Роалд Дал
Гурман
В тот вечер за обедом у Майка Скофилда в его лондонском доме нас собралось шестеро: Майк с женой и дочерью, я с женой и один человек по имени Ричард Пратт.
Ричард Пратт был известный гурман. Он состоял президентом небольшого общества под названием "Эпикурейцы" и каждый месяц рассылал его членам брошюрки о еде и винах. Он устраивал обеды, во время которых подавались роскошные блюда и редкие вина. Он не курил из боязни испортить вкус и, когда обсуждали достоинства какого-нибудь вина, имел обыкновение отзываться о нем как о живом существе, что звучало довольно забавно. "Характер у него весьма щепетильный, -- говорил он, -- довольно застенчивый и стеснительный, но безусловно щепетильный". Или: "Добродушное вино, благожелательное и бодрое, несколько, может, пикантное, но тем не менее добродушное".

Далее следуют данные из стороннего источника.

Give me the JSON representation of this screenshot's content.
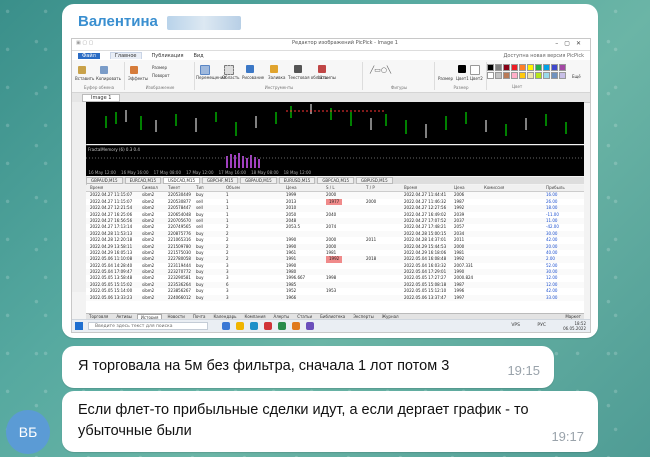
{
  "chat": {
    "sender": "Валентина",
    "avatar_initials": "ВБ",
    "messages": [
      {
        "text": "Я торговала на 5м без фильтра, сначала 1 лот потом 3",
        "time": "19:15"
      },
      {
        "text": "Если флет-то прибыльные сделки идут, а если дергает график - то убыточные были",
        "time": "19:17"
      }
    ]
  },
  "screenshot": {
    "window_title": "Редактор изображений PicPick - Image 1",
    "ribbon_tabs": [
      "Файл",
      "Главное",
      "Публикация",
      "Вид"
    ],
    "ribbon_right": "Доступна новая версия PicPick",
    "ribbon_groups": [
      "Буфер обмена",
      "Изображение",
      "Инструменты",
      "Фигуры",
      "Размер",
      "Цвет"
    ],
    "ribbon_items": [
      "Вставить",
      "Копировать",
      "Эффекты",
      "Размер",
      "Поворот",
      "Перемещение",
      "Область",
      "Рисование",
      "Заливка",
      "Текстовая область",
      "Штампы",
      "Размер",
      "Цвет1",
      "Цвет2",
      "Ещё"
    ],
    "doc_tab": "Image 1",
    "indicator_label": "FractalMemory (6) 0.3 0.4",
    "symbol_tabs": [
      "GBPAUD,M15",
      "EURCAD,M15",
      "USDCAD,M15",
      "GBPCHF,M15",
      "GBPAUD,M15",
      "EURUSD,M15",
      "GBPCAD,M15",
      "GBPUSD,M15"
    ],
    "table_headers": [
      "Время",
      "Символ",
      "Тикет",
      "Тип",
      "Объем",
      "Цена",
      "S / L",
      "T / P",
      "Время",
      "Цена",
      "Комиссия",
      "Прибыль"
    ],
    "rows": [
      [
        "2022.04.27 11:15:07",
        "sibm2",
        "220530449",
        "buy",
        "1",
        "1999",
        "2000",
        "",
        "2022.04.27 11:44:41",
        "2006",
        "",
        "16.00"
      ],
      [
        "2022.04.27 11:15:07",
        "sibm2",
        "220530877",
        "sell",
        "1",
        "2013",
        "1977",
        "2000",
        "2022.04.27 11:46:32",
        "1987",
        "",
        "26.00"
      ],
      [
        "2022.04.27 12:21:54",
        "sibm2",
        "220578447",
        "sell",
        "1",
        "2010",
        "",
        "",
        "2022.04.27 12:27:56",
        "1992",
        "",
        "18.00"
      ],
      [
        "2022.04.27 16:25:06",
        "sibm2",
        "220654048",
        "buy",
        "1",
        "2050",
        "2040",
        "",
        "2022.04.27 16:49:02",
        "2039",
        "",
        "-11.00"
      ],
      [
        "2022.04.27 16:56:56",
        "sibm2",
        "220705670",
        "sell",
        "1",
        "2048",
        "",
        "",
        "2022.04.27 17:07:52",
        "2037",
        "",
        "11.00"
      ],
      [
        "2022.04.27 17:13:14",
        "sibm2",
        "220749565",
        "sell",
        "2",
        "2053.5",
        "2074",
        "",
        "2022.04.27 17:48:21",
        "2057",
        "",
        "-42.00"
      ],
      [
        "2022.04.28 11:53:13",
        "sibm2",
        "220875776",
        "buy",
        "2",
        "",
        "",
        "",
        "2022.04.28 15:00:15",
        "2034",
        "",
        "30.00"
      ],
      [
        "2022.04.28 12:20:18",
        "sibm2",
        "221065316",
        "buy",
        "2",
        "1990",
        "2000",
        "2011",
        "2022.04.28 14:37:01",
        "2011",
        "",
        "42.00"
      ],
      [
        "2022.04.29 13:58:11",
        "sibm2",
        "221509780",
        "buy",
        "2",
        "1990",
        "2000",
        "",
        "2022.04.29 15:44:53",
        "2000",
        "",
        "20.00"
      ],
      [
        "2022.04.29 16:05:13",
        "sibm2",
        "221575030",
        "buy",
        "2",
        "1961",
        "1981",
        "",
        "2022.04.29 16:18:06",
        "1981",
        "",
        "40.00"
      ],
      [
        "2022.05.06 11:10:08",
        "sibm2",
        "222780058",
        "buy",
        "2",
        "1991",
        "1992",
        "2018",
        "2022.05.04 16:08:48",
        "1992",
        "",
        "2.00"
      ],
      [
        "2022.05.04 14:28:40",
        "sibm2",
        "223119444",
        "buy",
        "3",
        "1990",
        "",
        "",
        "2022.05.04 16:03:32",
        "2007.331",
        "",
        "52.00"
      ],
      [
        "2022.05.04 17:09:47",
        "sibm2",
        "223270772",
        "buy",
        "3",
        "1980",
        "",
        "",
        "2022.05.04 17:29:01",
        "1990",
        "",
        "30.00"
      ],
      [
        "2022.05.05 13:58:48",
        "sibm2",
        "223290581",
        "buy",
        "3",
        "1996.667",
        "1998",
        "",
        "2022.05.05 17:27:27",
        "2000.824",
        "",
        "12.00"
      ],
      [
        "2022.05.05 15:15:02",
        "sibm2",
        "223536264",
        "buy",
        "6",
        "1985",
        "",
        "",
        "2022.05.05 15:08:18",
        "1987",
        "",
        "12.00"
      ],
      [
        "2022.05.05 15:14:00",
        "sibm2",
        "223856267",
        "buy",
        "3",
        "1952",
        "1953",
        "",
        "2022.05.05 15:12:10",
        "1996",
        "",
        "42.00"
      ],
      [
        "2022.05.06 13:33:23",
        "sibm2",
        "224066012",
        "buy",
        "3",
        "1966",
        "",
        "",
        "2022.05.06 13:37:47",
        "1997",
        "",
        "33.00"
      ]
    ],
    "bottom_tabs": [
      "Торговля",
      "Активы",
      "История",
      "Новости",
      "Почта",
      "Календарь",
      "Компания",
      "Алерты",
      "Статьи",
      "Библиотека",
      "Эксперты",
      "Журнал"
    ],
    "bottom_right": "Маркет",
    "taskbar_search": "Введите здесь текст для поиска",
    "tray_time": "18:52",
    "tray_date": "06.05.2022",
    "tray_lang": "РУС",
    "tray_vps": "VPS"
  },
  "colors": {
    "sender": "#3a8fd0",
    "profit_blue": "#1b4fd0",
    "sl_red": "#f08a8a",
    "avatar": "#5b9bd5"
  }
}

До этого я уже два раз обедал у Майка, когда у него был и Ричард Тратт, и всякий раз Майк с женой лезли из кожи вон, чтобы удивить знаменитого гурмана каким-нибудь особым блюдом. Ясно, что и в этот раз они не собирались делать исключение. Едва мы ступили в столовую, как я понял, что нас ожидает пиршество. Высокие свечи, желтые розы, сверкающее серебро, три бокала для вина перед каждым гостем и сверх того слабый запах жареного мяса, доносившийся из кухни, -- только от всего этого у меня слюнки потекли.

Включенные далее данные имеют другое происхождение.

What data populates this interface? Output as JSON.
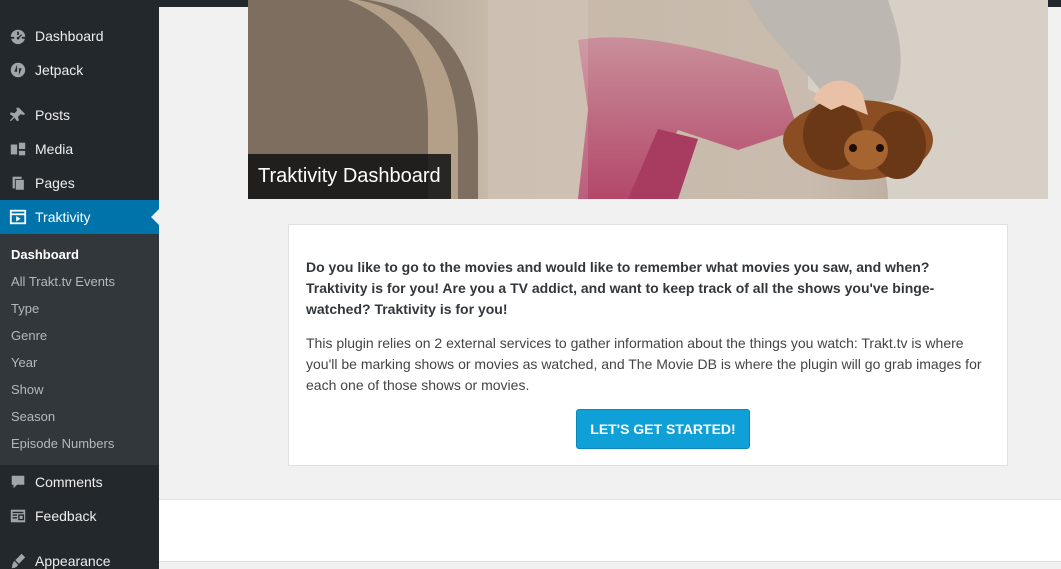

Когда мы расселись, я вспомнил, что, когда я был у Майка раньше, он оба раза держал с Праттом пари на ящик вина, предлагая тому определить сорт вина и год. Пратт тогда отвечал, что это нетрудно сделать, если речь идет об известном годе. Майк поспорил с ним на ящик вина, Пратт согласился и оба раза выиграл пари. Я был уверен, что и в этот раз они заключат пари, потому что Майк очень хотел его проиграть, чтобы доказать, что его вино настолько хорошее, что его легко узнать, а Пратт, со своей стороны, казалось, находит нешуточное, истинное удовольствие в том, что имеет возможность обнаружить свей званая.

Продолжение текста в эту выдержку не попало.